Single by Family of the Year

from the album Loma Vista and Boyhood: Music from the Motion Picture
- Released: October 12, 2012
- Genre: Indie rock, indie folk, indie pop
- Length: 3:10
- Label: Nettwerk
- Songwriter: Joseph Keefe
- Producers: Wax Ltd; Family of the Year;

Family of the Year singles chronology
| "Diversity" (2012) | "Hero" (2012) | "The Stairs" (2013) |

= Hero (Family of the Year song) =

"Hero" is a song by American indie rock band Family of the Year featured on their second studio album Loma Vista. It was released as the album's second single in 2012 through Nettwerk. The song was written by Joe Keefe, and it was produced by American production team Wax Ltd and Family of the Year. It first appeared on the band's 2010 EP Through The Trees in a shorter version.

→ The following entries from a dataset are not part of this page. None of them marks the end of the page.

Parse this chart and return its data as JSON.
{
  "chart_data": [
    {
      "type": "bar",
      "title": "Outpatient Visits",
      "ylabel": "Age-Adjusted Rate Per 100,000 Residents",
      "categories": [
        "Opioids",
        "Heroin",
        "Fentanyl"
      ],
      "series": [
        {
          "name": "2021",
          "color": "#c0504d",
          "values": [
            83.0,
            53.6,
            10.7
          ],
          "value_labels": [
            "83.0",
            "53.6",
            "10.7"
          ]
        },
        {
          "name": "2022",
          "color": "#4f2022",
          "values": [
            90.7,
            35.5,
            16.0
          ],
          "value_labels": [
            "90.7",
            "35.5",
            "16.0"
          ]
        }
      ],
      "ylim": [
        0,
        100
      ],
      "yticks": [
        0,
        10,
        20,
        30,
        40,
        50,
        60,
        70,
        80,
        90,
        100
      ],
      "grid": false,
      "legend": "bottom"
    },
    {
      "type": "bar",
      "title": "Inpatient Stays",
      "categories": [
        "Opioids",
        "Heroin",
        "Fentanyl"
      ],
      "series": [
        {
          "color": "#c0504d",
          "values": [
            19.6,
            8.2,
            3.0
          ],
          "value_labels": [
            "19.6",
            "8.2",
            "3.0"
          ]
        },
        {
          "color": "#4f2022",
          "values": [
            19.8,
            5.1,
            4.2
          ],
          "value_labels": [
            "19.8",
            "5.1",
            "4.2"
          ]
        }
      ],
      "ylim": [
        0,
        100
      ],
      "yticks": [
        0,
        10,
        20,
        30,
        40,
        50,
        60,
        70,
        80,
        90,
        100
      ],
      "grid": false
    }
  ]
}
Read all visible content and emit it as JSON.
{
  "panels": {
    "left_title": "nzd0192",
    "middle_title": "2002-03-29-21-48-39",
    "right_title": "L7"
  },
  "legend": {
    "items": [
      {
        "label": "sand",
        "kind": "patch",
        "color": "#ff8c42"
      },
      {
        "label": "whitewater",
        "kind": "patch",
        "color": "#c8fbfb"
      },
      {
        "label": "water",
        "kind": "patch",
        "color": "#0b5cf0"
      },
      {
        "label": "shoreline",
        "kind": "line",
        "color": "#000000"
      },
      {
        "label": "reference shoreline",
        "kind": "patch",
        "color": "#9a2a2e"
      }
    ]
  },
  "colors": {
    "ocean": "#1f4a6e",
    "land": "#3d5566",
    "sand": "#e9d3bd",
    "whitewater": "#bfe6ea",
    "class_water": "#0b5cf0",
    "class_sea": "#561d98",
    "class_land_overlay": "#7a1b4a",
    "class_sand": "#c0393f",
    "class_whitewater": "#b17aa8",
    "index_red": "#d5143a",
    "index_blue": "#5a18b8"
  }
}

"Hero" was prominently used in Richard Linklater's 2014 film Boyhood as well as its trailer. The song has also been used in the first season of Girls, the 2012 film Thanks for Sharing, the 2013 German film Frau Ella and has been featured in episodes of Degrassi: The Next Generation, Korean Drama It's Okay, That's Love, Sky Castle and VH1's Couples Therapy. It also features in the 2026 Netflix series "I Will Find You (miniseries)". The band has performed the song on talk shows including Jimmy Kimmel Live!, Conan and The Tonight Show with Jay Leno. The song was covered by Owen Danoff on Team Adam in the Live Playoffs of season 10 of The Voice (US).

==Track listing==
- European digital EP
1. "Hero" – 3:10
2. "Hero" (acoustic) – 3:13
3. "Buried" (acoustic) – 3:27
4. "She Wanted Someone Else" – 3:31

- German, Austrian and Swiss CD single
5. "Hero" – 3:11
6. "Hero" (acoustic) – 3:13

==Charts==

===Weekly charts===

| Chart (2012–2016) | Peak; position; |
|---|---|
| Austria (Ö3 Austria Top 40) | 7 |
| Belgium (Ultratip Bubbling Under Wallonia) | 6 |
| Belgium (Ultratop 50 Flanders) | 6 |
| Canada Hot 100 (Billboard) | 61 |
| Czech Republic Singles Digital (ČNS IFPI) | 88 |
| Germany (GfK) | 7 |
| Netherlands (Dutch Top 40) | 18 |
| Netherlands (Single Top 100) | 20 |
| Slovenia (SloTop50) | 44 |
| Spain (Promusicae) | 72 |
| Switzerland (Schweizer Hitparade) | 6 |
| UK Singles (Official Charts Company) | 178 |
| US Hot Rock & Alternative Songs (Billboard) | 25 |
| US Adult Alternative Airplay (Billboard) | 1 |
| US Adult Pop Airplay (Billboard) | 40 |
| US Alternative Airplay (Billboard) | 12 |
| US Rock & Alternative Airplay (Billboard) | 13 |

===Year-end charts===

| Chart (2013) | Position |
|---|---|
| Austria (Ö3 Austria Top 40) | 70 |
| Germany (Media Control AG) | 42 |
| US Hot Rock Songs (Billboard) | 74 |
| US Adult Alternative Songs (Billboard) | 4 |
| US Alternative Songs (Billboard) | 38 |
| US Rock Airplay (Billboard) | 39 |

| Chart (2014) | Position |
|---|---|
| Belgium (Ultratop 50 Flanders) | 77 |
| Netherlands (Dutch Top 40) | 75 |
| Netherlands (Single Top 100) | 64 |
| Switzerland (Schweizer Hitparade) | 57 |

===All-time charts===

| Chart (1995–2021) | Position |
|---|---|
| US Adult Alternative Songs (Billboard) | 66 |

==Certifications==

| Region | Certification | Certified units/sales |
| Belgium (BRMA) | Gold | 10,000^{‡} |
| Canada (Music Canada) | 2× Platinum | 160,000^{‡} |
| Denmark (IFPI Danmark) | Gold | 45,000^{‡} |
| Germany (BVMI) | Platinum | 300,000^{^} |
| Italy (FIMI) | Gold | 25,000^{‡} |
| New Zealand (RMNZ) | Gold | 15,000^{‡} |
| Spain (Promusicae) | Platinum | 60,000^{‡} |
| Switzerland (IFPI Switzerland) | Gold | 15,000^{^} |
| United Kingdom (BPI) | Silver | 200,000^{‡} |
| United States (RIAA) | Platinum | 1,000,000^{‡} |
^{^} Shipments figures based on certification alone. ^{‡} Sales+streaming figures based on certification alone.